ZF English

OTE's dilemma: to shake up or not to shake up RomTelecom

28.10.2002, 00:00 10

Ten thousand job cuts by yearend. Significant increases in tariffs for local calls. Freezing all investments.
This is the shock plan that OTE International came up with to solve the problems of cash-strapped RomTelecom. However, the plan will not be enforced immediately, Panagiotis Kargados, the general manager of the national telecom operator hinted yesterday.
Explanation: the Romanian Government has agreed to a capital increase. But the going is only beginning to get tough. A delegation comprised of high-ranking OTE officials will start again negotiations with the Romanian State today in Bucharest. The company's shareholding structure is at stake.
Two days before the Romanian government said it had agreed to a $200m capital increase for RomTelecom, the Financial Times ran a story titled "OTE to shake up RomTelecom," describing the tough restructuring plan quoted above. The restructuring planned by OTE had been agreed with the European Bank for Reconstruction and Development (EBRD), the main creditor of the Romanian telecom operator. According to FT, RomTelecom is still meeting payments of interest and principal on a $130m loan from the EBRD. However, the Romanian company also owes about $200m to equipment suppliers, including Greece's Intracom group, Germany-based Siemens and French Alcatel. And debts don't stop here.

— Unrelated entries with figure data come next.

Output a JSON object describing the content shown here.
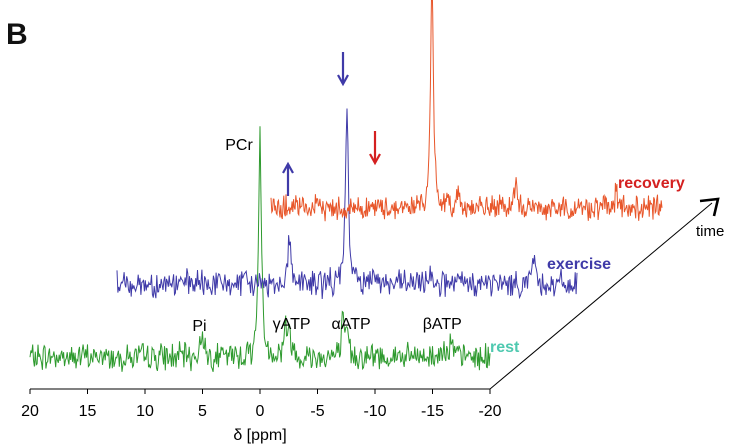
{
  "panel_label": "B",
  "chart_data": {
    "type": "line",
    "title": "",
    "xlabel": "δ [ppm]",
    "ylabel": "",
    "xlim": [
      20,
      -20
    ],
    "xticks": [
      20,
      15,
      10,
      5,
      0,
      -5,
      -10,
      -15,
      -20
    ],
    "time_axis_label": "time",
    "grid": false,
    "series": [
      {
        "name": "rest",
        "color": "#2e9a2e",
        "label_color": "#4fc9b0",
        "x_range": [
          20,
          -20
        ],
        "peaks": [
          {
            "x": 5.0,
            "height": 0.3
          },
          {
            "x": 0.0,
            "height": 2.4
          },
          {
            "x": -2.2,
            "height": 0.35
          },
          {
            "x": -2.6,
            "height": 0.25
          },
          {
            "x": -7.2,
            "height": 0.35
          },
          {
            "x": -7.6,
            "height": 0.25
          },
          {
            "x": -16.0,
            "height": 0.18
          },
          {
            "x": -16.6,
            "height": 0.15
          }
        ]
      },
      {
        "name": "exercise",
        "color": "#3f3aa8",
        "label_color": "#3f3aa8",
        "x_range": [
          20,
          -20
        ],
        "peaks": [
          {
            "x": 5.0,
            "height": 0.55
          },
          {
            "x": 0.0,
            "height": 1.9
          },
          {
            "x": -2.3,
            "height": 0.25
          },
          {
            "x": -7.3,
            "height": 0.18
          },
          {
            "x": -16.2,
            "height": 0.35
          }
        ]
      },
      {
        "name": "recovery",
        "color": "#e8562a",
        "label_color": "#d42020",
        "x_range": [
          14,
          -20
        ],
        "peaks": [
          {
            "x": 0.0,
            "height": 2.7
          },
          {
            "x": -2.3,
            "height": 0.22
          },
          {
            "x": -7.3,
            "height": 0.25
          },
          {
            "x": -16.0,
            "height": 0.18
          }
        ]
      }
    ],
    "peak_labels": [
      {
        "text": "Pi",
        "series": "rest"
      },
      {
        "text": "PCr",
        "series": "rest"
      },
      {
        "text": "γATP",
        "series": "rest"
      },
      {
        "text": "αATP",
        "series": "rest"
      },
      {
        "text": "βATP",
        "series": "rest"
      }
    ],
    "arrows": [
      {
        "direction": "up",
        "color": "#3f3aa8",
        "near": "exercise γATP"
      },
      {
        "direction": "down",
        "color": "#3f3aa8",
        "near": "exercise Pi"
      },
      {
        "direction": "down",
        "color": "#d42020",
        "near": "recovery Pi"
      }
    ]
  }
}
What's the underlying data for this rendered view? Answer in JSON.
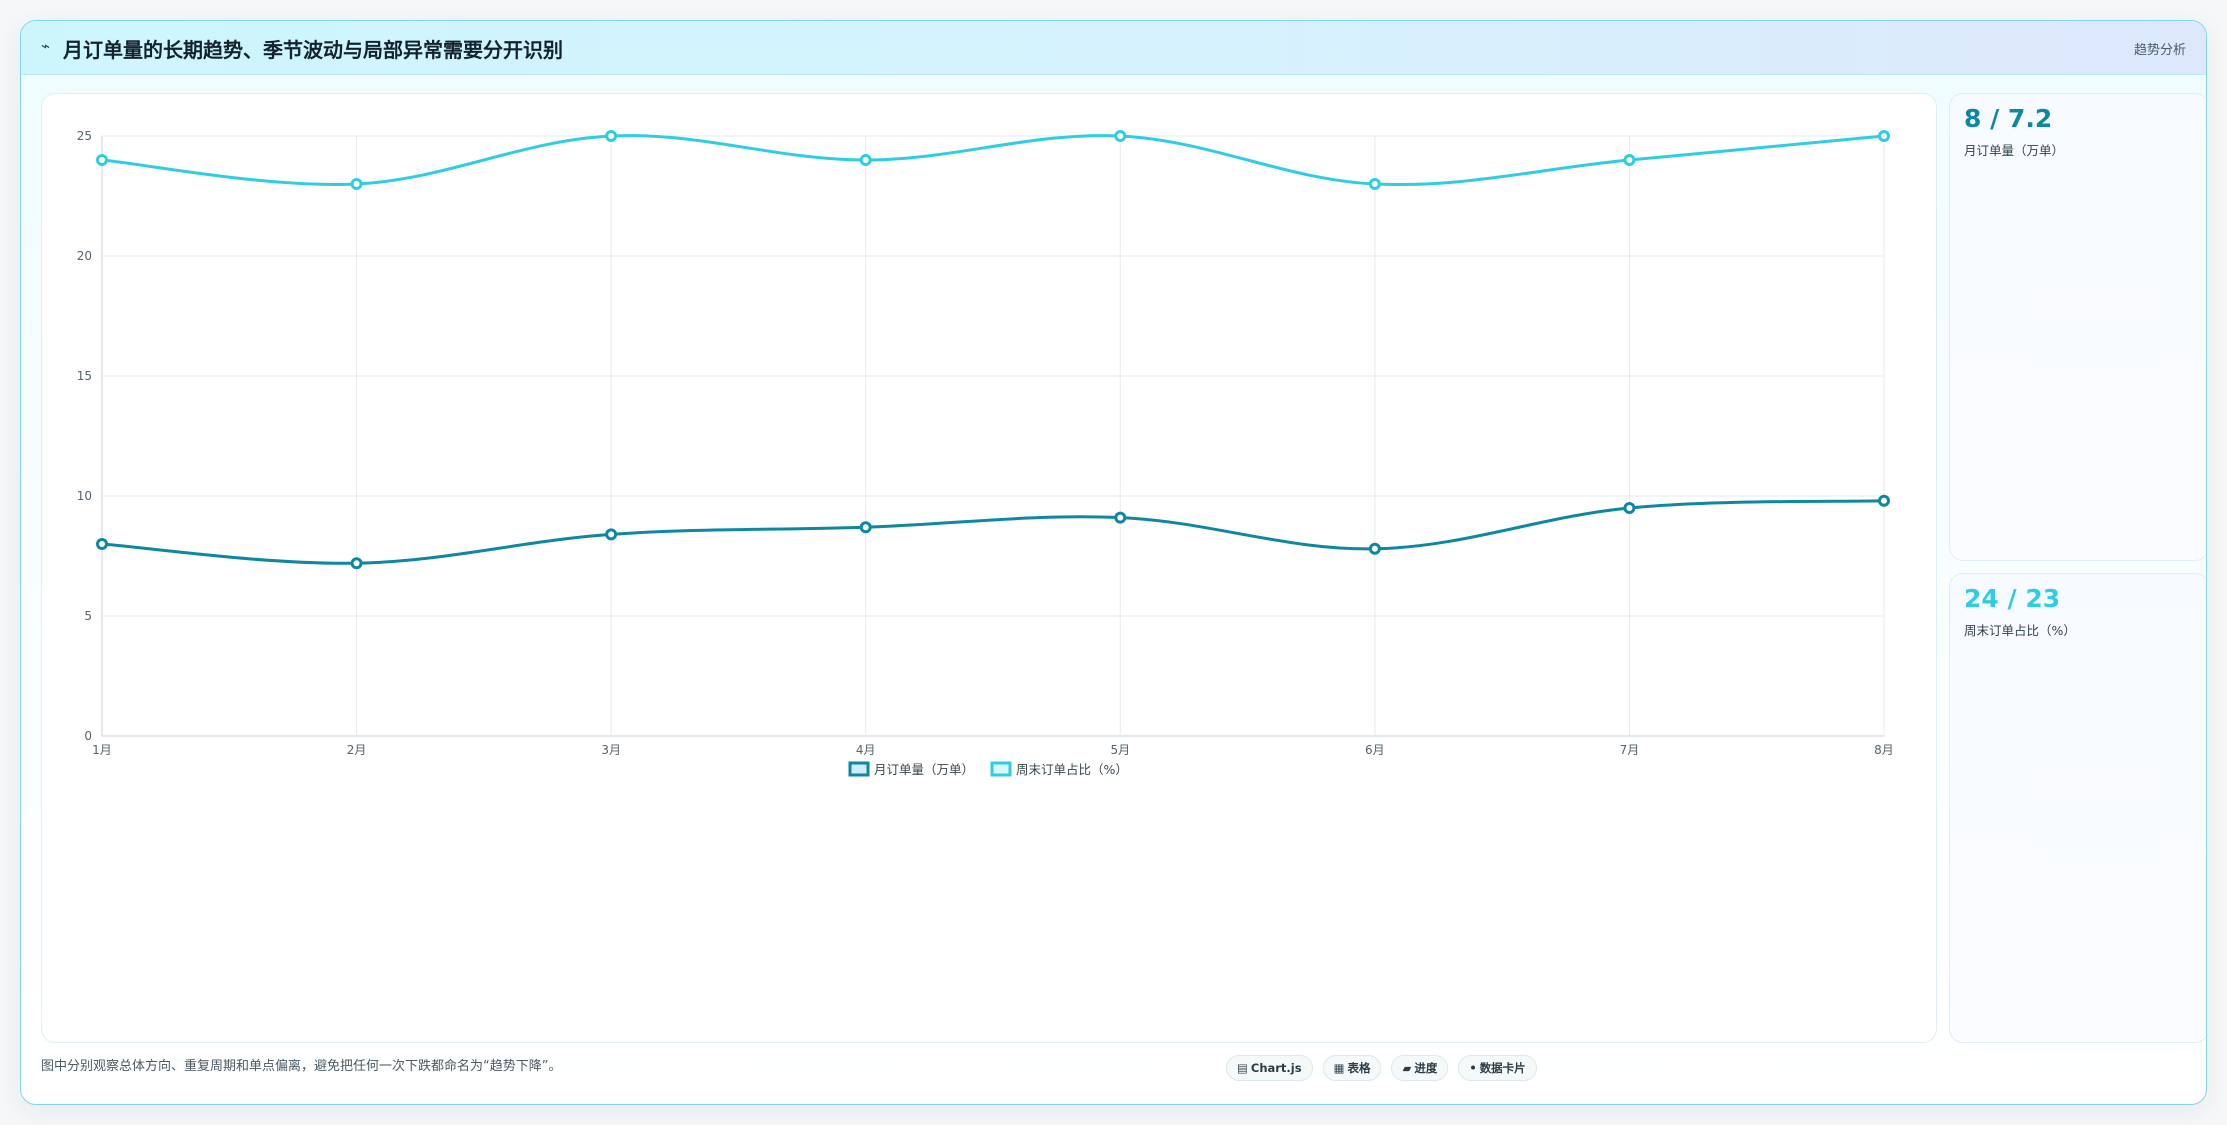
{
  "header": {
    "icon": "trend-line-icon",
    "icon_glyph": "⌁",
    "title": "月订单量的长期趋势、季节波动与局部异常需要分开识别",
    "tag": "趋势分析"
  },
  "stats": [
    {
      "value": "8 / 7.2",
      "label": "月订单量（万单）",
      "color": "#0e87a3"
    },
    {
      "value": "24 / 23",
      "label": "周末订单占比（%）",
      "color": "#2fcde3"
    }
  ],
  "footer": {
    "note": "图中分别观察总体方向、重复周期和单点偏离，避免把任何一次下跌都命名为“趋势下降”。",
    "pills": [
      {
        "icon": "chart-icon",
        "glyph": "▤",
        "label": "Chart.js"
      },
      {
        "icon": "table-icon",
        "glyph": "▦",
        "label": "表格"
      },
      {
        "icon": "progress-icon",
        "glyph": "▰",
        "label": "进度"
      },
      {
        "icon": "card-icon",
        "glyph": "•",
        "label": "数据卡片"
      }
    ]
  },
  "chart_data": {
    "type": "line",
    "categories": [
      "1月",
      "2月",
      "3月",
      "4月",
      "5月",
      "6月",
      "7月",
      "8月"
    ],
    "series": [
      {
        "name": "月订单量（万单）",
        "color": "#0e87a3",
        "values": [
          8.0,
          7.2,
          8.4,
          8.7,
          9.1,
          7.8,
          9.5,
          9.8
        ]
      },
      {
        "name": "周末订单占比（%）",
        "color": "#2fcde3",
        "values": [
          24,
          23,
          25,
          24,
          25,
          23,
          24,
          25
        ]
      }
    ],
    "ylim": [
      0,
      25
    ],
    "yticks": [
      0,
      5,
      10,
      15,
      20,
      25
    ],
    "grid": true,
    "legend": "bottom-center"
  }
}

"This decision (i.e. the restructuring plan disclosed by FT) was made by the Board before the Romanian Government decided on the share capital increase at RomTelecom and considering the serious financial difficulties RomTelecom is up against," the company's general manager Panagiotis Kargados told Ziarul Financiar.

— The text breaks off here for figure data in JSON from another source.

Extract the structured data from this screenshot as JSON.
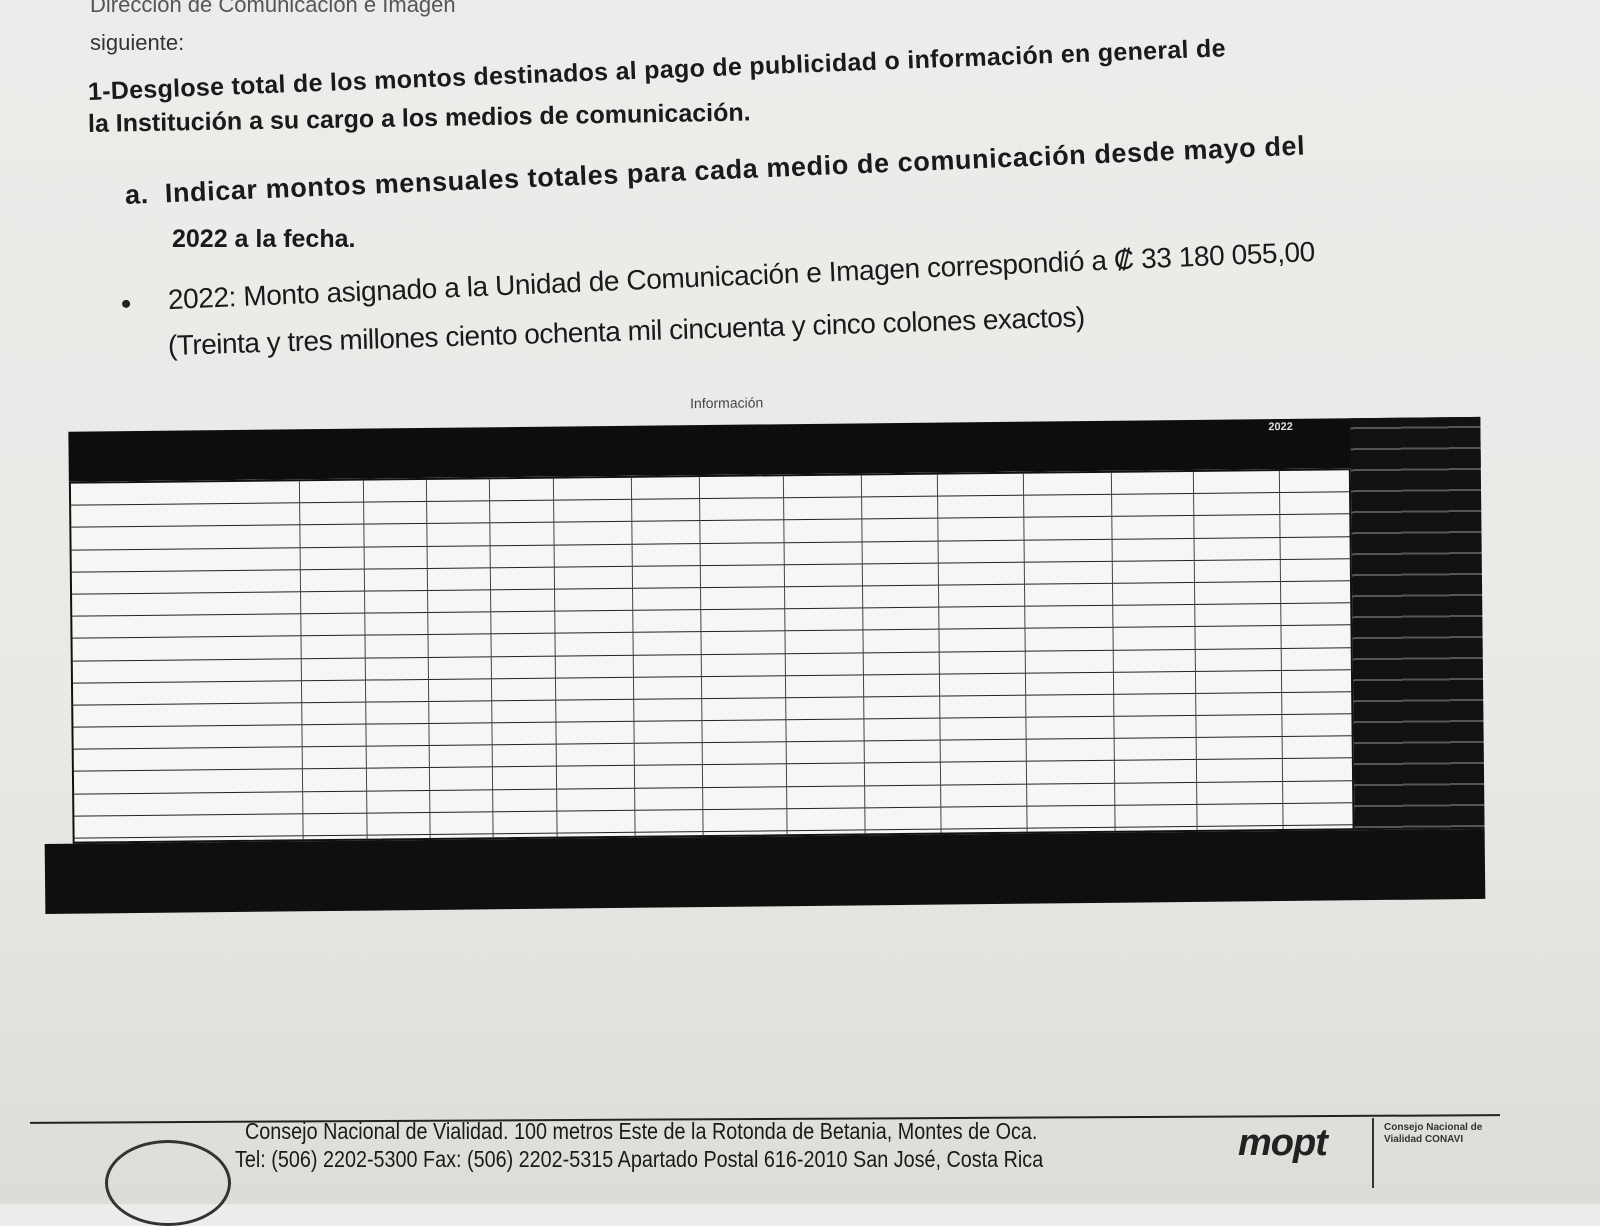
{
  "document": {
    "top_partial": "Dirección de Comunicación e Imagen",
    "intro": "siguiente:",
    "point1_line1": "1-Desglose total de los montos destinados al pago de publicidad o información en general de",
    "point1_line2": "la Institución a su cargo a los medios de comunicación.",
    "item_a_label": "a.",
    "item_a_line1": "Indicar montos mensuales totales para cada medio de comunicación desde mayo del",
    "item_a_line2": "2022 a la fecha.",
    "bullet_line1": "2022: Monto asignado a la Unidad de Comunicación e Imagen correspondió a ₡ 33 180 055,00",
    "bullet_line2": "(Treinta y tres millones ciento ochenta mil cincuenta y cinco colones exactos)"
  },
  "table": {
    "title": "Información",
    "year": "2022",
    "row_count": 17,
    "column_count": 14
  },
  "footer": {
    "line1": "Consejo Nacional de Vialidad.  100 metros Este de la Rotonda de Betania, Montes de Oca.",
    "line2": "Tel: (506) 2202-5300 Fax: (506) 2202-5315 Apartado Postal 616-2010 San José, Costa Rica",
    "logo_text": "mopt",
    "cnv_text": "Consejo Nacional de Vialidad CONAVI"
  }
}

"Certainly, if negotiations have a positive outcome, this decision may be revised," Kargados stated.
Even if it is little likely for RomTelecom to operate the biggest layoff among Romanian companies since 1989 (10,000 out of 32,000 employees in a short period of time), the management strategy will certainly be changed. According to market sources, last week's visit to Bucharest by the OTE chairman himself, Lefteris Antonakopoulos, was triggered by the unrelenting pressure upon OTE, coming from investors and lenders. OTE, listed on the NYSE and the Athens Stock Exchange, has lost almost 36% of its stock value this year, and RomTelecom has something to do with it. OTE investors are beginning to distrust RomTelecom, which posted losses in Q1 and profit only in the Q2. Even if it owns 35% of capital, which gives it the right to vote in the Board and a 51% usufruct right, OTE wants to handle the management of RomTelecom by itself. It could accomplish this by obtaining the main stake in the company.
However, the Ministry of Communications and IT (MCTI) deemed as "premature" the rumours about OTE getting control over RomTelecom, "as the talks between the two parties are still unfolding."